The current Illinois governor paid $29,407.59 in federal income tax. In regard to his Illinois state income tax, he paid $7,782 in the year that passed. Quinn has a home on the West Side of Chicago of which he paid $3,229 in property taxes, also. Regarding his home in Chicago’s Galewood neighborhood on the West Side, the governor received a $161 property tax credit, according to his released tax refund’s data. Additionally, the specifics of his returns show that he donated $9,485 to charity in the past year, according to an NBC News report.

Regarding property taxes in the state of Illinois, Gov. Quinn would like to replace the property tax credit with an annual property tax rebate. The tax rebate would be $500 across the board for Illinois property owners. The tax rebate would be in exchange for making his 2011 temporary tax increase a permanent tax increase on Illinoisans. Recently, Quinn reneged on a promise to undo a temporary tax hike that he thrust on Illinoisans some three years ago.

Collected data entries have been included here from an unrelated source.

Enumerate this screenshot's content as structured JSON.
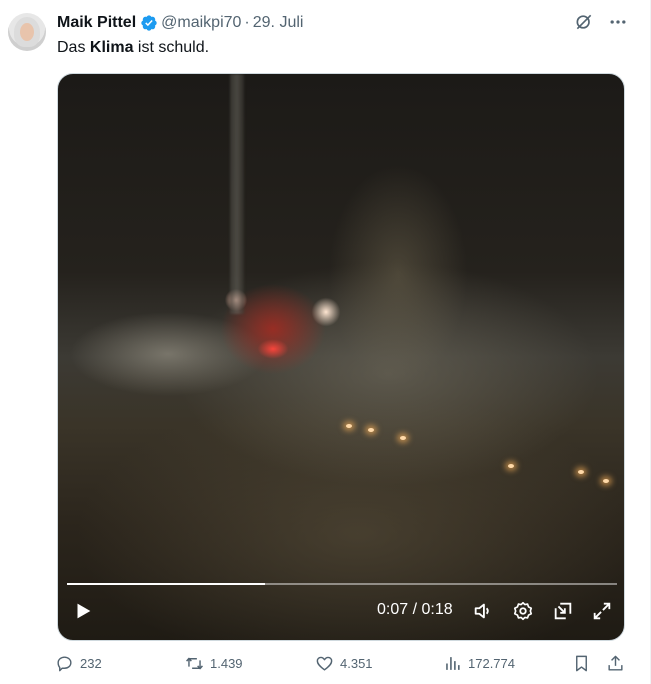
{
  "author": {
    "display_name": "Maik Pittel",
    "handle": "@maikpi70",
    "separator": "·",
    "date": "29. Juli",
    "verified": true
  },
  "tweet": {
    "text_before": "Das ",
    "text_bold": "Klima",
    "text_after": " ist schuld."
  },
  "video": {
    "current_time": "0:07",
    "time_separator": " / ",
    "duration": "0:18",
    "progress_fraction": 0.36
  },
  "stats": {
    "replies": "232",
    "reposts": "1.439",
    "likes": "4.351",
    "views": "172.774"
  },
  "icons": {
    "grok": "grok-icon",
    "more": "more-icon",
    "play": "play-icon",
    "volume": "volume-icon",
    "settings": "gear-icon",
    "pip": "pip-icon",
    "fullscreen": "fullscreen-icon",
    "reply": "reply-icon",
    "repost": "repost-icon",
    "like": "heart-icon",
    "views": "views-icon",
    "bookmark": "bookmark-icon",
    "share": "share-icon"
  },
  "colors": {
    "text": "#0f1419",
    "secondary": "#536471",
    "verified": "#1d9bf0"
  }
}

To the dismay of many Illinois residents, Quinn said - when delivering a speech about his Illinois budget a couple of weeks ago – that he plans to continue taxing Illinoisans as they have been taxed. Basically, he did not do what he promised his constituents when he passed the unwelcomed tax law in 2011. It appears that Quinn’s taxation rules for Illinois are his doing, though he has made efforts to deflect the taxes that are now on the books.

Quinn’s run for governor in 2014 is against the Republican candidate Bruce Rauner. Rauner defeated all GOP competitors in November. The two Illinois politicians for the upcoming election have squabbled over unions and pension reform when they have met.